Big Brother is a tired, tired film with all the trappings of a late-'90s Sunny Deol action flick, but without any originality or coherence to hinge on. Nothing, absolutely nothing makes sense in the first half for about an hour. There are 'comedy' tracks that lead nowhere. There are shopping scenes that have no point, songs that come out of the blue, and then there's Farida Jalal as the godmother of vengeance.
I can't begin to count out all the things in the film that are so bizarre, you'd be shaking your heads in disbelief. And this is just the first half we're talking about. The second half is plain old vengeance and shouting and muscled jingoism. "Oyeeeeeeeee!", goes Sunny Paaji, and the baddies must tremble. Tremble they do, too, so much so that rapists jump off a high-rise just cause they're afraid he'd throw them!!!
There's a bad guy beat-down an hour into the film, and it is so gleefully shot with over-the-top abandon, I was actually encouraged. I imagined what follows must be some kind of a deliberately ridiculous film like Kung-Fu Hustle and immense dollops of outrageous fun. That scene set me up for some terrible disappointments, though. The film is entirely dour and devoid of fun.
What made any of the Sunny films work in the '90s was a sense of fun - a feeling of guilty pleasure filmmaking that expected the audience to have as good a time as the makers had making the damn film. None of that is visible in the tired eyes of Sunny Deol, or the more-than-usual exhausted stylings of Guddu Dhanoa.
The film moves on a pace entirely too sluggish for a film of this genre, and I swear, it looks like it has been cut and pasted together with duct tape. This is a movie entirely out of sync with the time or audience it is made for, and frankly, it rankles.

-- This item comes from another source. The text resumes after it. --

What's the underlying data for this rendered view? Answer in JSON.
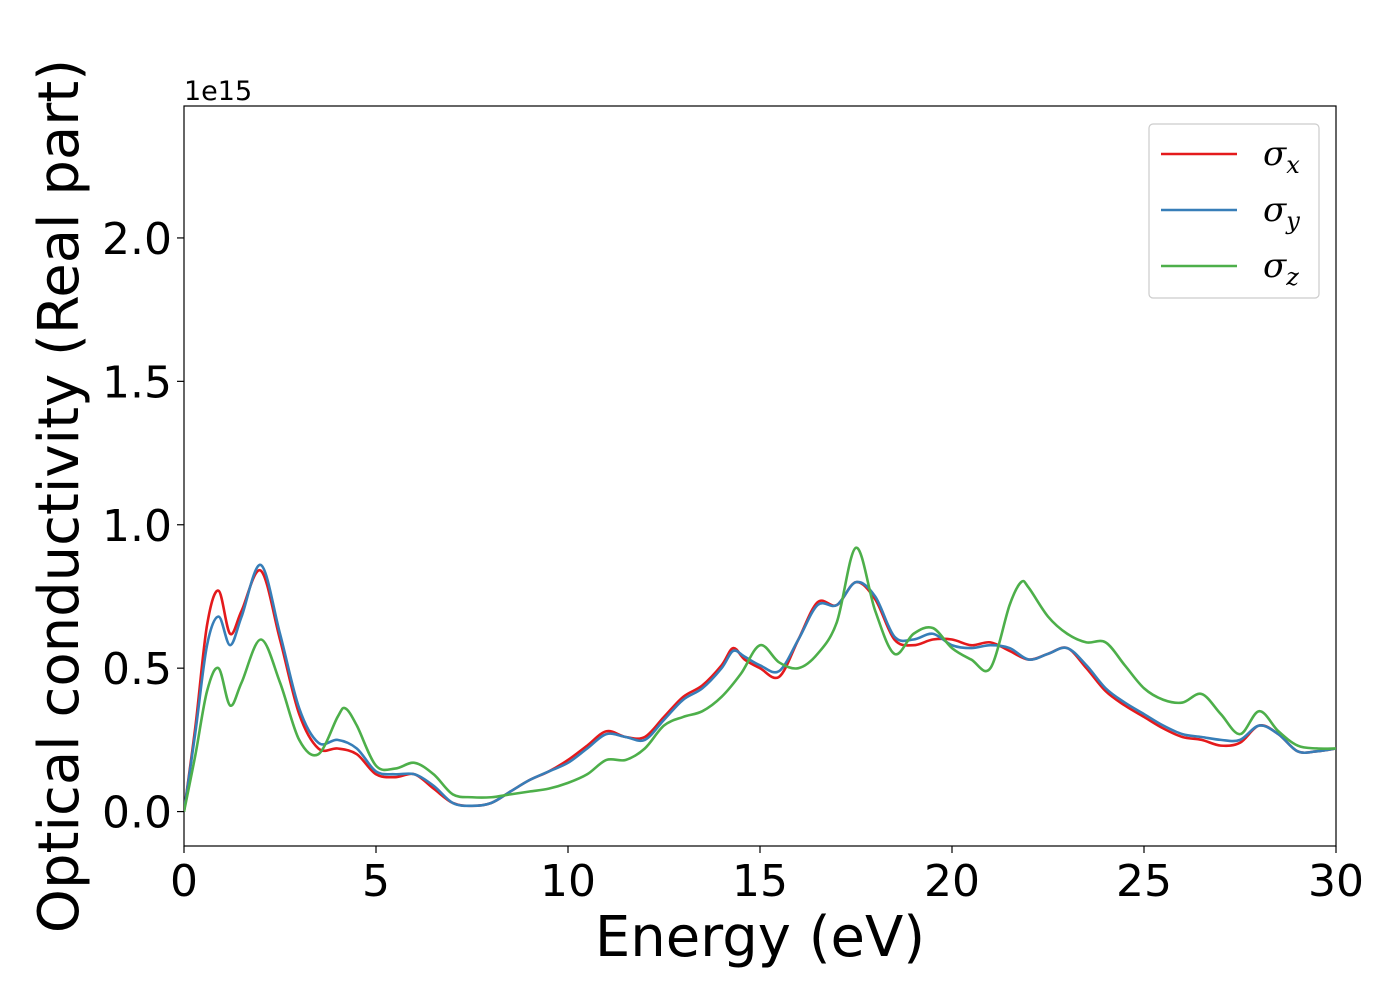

It's not just that the film is a string of bizarre happenings strung together with high-octane bravado amounting to nothing. It's the fact that it expects us to take all of this seriously, that hurts. We all know what a Sunny actioner is and should be like. This one has the presumptuousness of trying to fool us that it has a message, that it presents reality and how it should be understood. Hogwash.
This is a laughable attempt at anything remotely message-mongering, and the bizarre so outweighs the social, that you rarely pay attention to all the hugely politically incorrect things that happen in the film. You just tire of the whole conceit, and the fact that Dhanoa has nothing new up his sleeve to show you. There is absolutely nothing here that should appear to you as remotely novel, or entertaining for that matter.
The villains all spew suitably evil dialog, the good guys talk about protecting the innocent in standard screenplay mode, and just about everyone talks as if the film has been written on a template of some sort. The action is inventive for about 3 minutes, after which it becomes tiresome, not to mention there isn't much of it to go around anyway. There are like, 3 set-pieces that Dhanoa invests in, tops.
Oh, yeah, there's a story, too. After local do-gooder goon (Devdhar Gandhi) and pseudo politico mom (Farida Jalal) in Delhi have to tend to a family tragedy (a politician's son throws acid on the daughter), they start executing acid-throwers and rapists and molesters in New Delhi with abandon. They shift to Mumbai after it all turns nasty for them, but a Commissioner with a vengeance (Danny Denzongpa) moves to Mumbai as well to hunt them.
There are some random politicians and leerygoondas thrown in too, in a story that makes no sense with the flash-forward-and-back Dhanoa implies, and less so when I recount them chronologically. Let's just say that the film is not worth your time, shall we? Yes, please.